I count four tiles between my left foot and the lockers. I have seventeen seconds before the first bell. Bren is twenty feet ahead of me, deep in conversation with Theo and their group. He heard what she just said — every wolf in this hallway heard what she just said — and he hasn't turned around.

He won't.

I have stopped being surprised by that. What surprises me is how much it still hurts — just a small, sharp thing, like a paper cut in the same place every single day.

"I'm walking to class," I say, keeping my voice flat.

"Slowly." Nia smiles. "Very, very slowly. It's honestly impressive how little urgency you have about your own life."

Jade is on my left. Petra is already moving behind me and I clock the shift in her weight half a second before she tries to step on the back of my shoe.

I move my foot.

She stumbles.

It is small, fast, and looks accidental. Nia's eyes narrow. She caught it. She is smarter than people give her credit for — that is the most dangerous thing about her. She knows I do it on purpose. She has never been able to prove it to anyone else.

"Careful, Petra," I say. "The floor's uneven here."

Nia steps closer. She is two inches taller than me and she knows how to use it. "You know what your problem is, Zara?"

I wait.

"You think if you stay quiet enough, stay still enough, nobody will notice you're here." Her voice is soft. That is how I know she means it to land. Nia is loud when she wants witnesses. She goes quiet when she wants damage. "But we all notice. We just don't care."
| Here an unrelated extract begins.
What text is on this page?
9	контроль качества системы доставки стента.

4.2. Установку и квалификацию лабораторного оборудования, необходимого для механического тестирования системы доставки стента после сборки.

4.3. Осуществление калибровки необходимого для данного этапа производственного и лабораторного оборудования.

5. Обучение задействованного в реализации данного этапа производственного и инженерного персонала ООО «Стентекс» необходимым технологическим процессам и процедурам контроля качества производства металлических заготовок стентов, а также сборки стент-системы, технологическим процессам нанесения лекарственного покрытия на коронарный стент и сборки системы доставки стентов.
She walks away. The crowd that gathered drifts apart. The bell rings.

I stand there for exactly three seconds — just three — and breathe through my nose. Then I walk to class.

Commander Holt pulls me aside at morning training.

Pack training runs from five to six-thirty, before school starts. All high school students are required to attend the basic track. The intermediate and advanced tracks are voluntary, but open to anyone with ranked blood — which means I am technically allowed in all three. My father would prefer I appear in none of them, but nobody has officially barred me, so I come to everything.

My brother is always already there when I arrive. He never saves me a spot. I started standing in the back near the east wall four years ago. Now it is just my spot. No one else wants it.

Today the training ground feels different. The usual rhythm is there — the sound of drills, the bark of instructions, the morning cold slowly burning off — but there is a watchfulness over everything. Two people sit in the observation stand above the field that is not usually occupied during basic training.

I recognize Kade Voss immediately. He is sitting very still, forearms resting on his knees, eyes moving. He tracks the field methodically, section by section. Not like someone watching a show. Like someone building a list.

Beside him is a woman I don't recognize — tall, dark-skinned, hair pulled back tight. She has a clipboard and she is writing.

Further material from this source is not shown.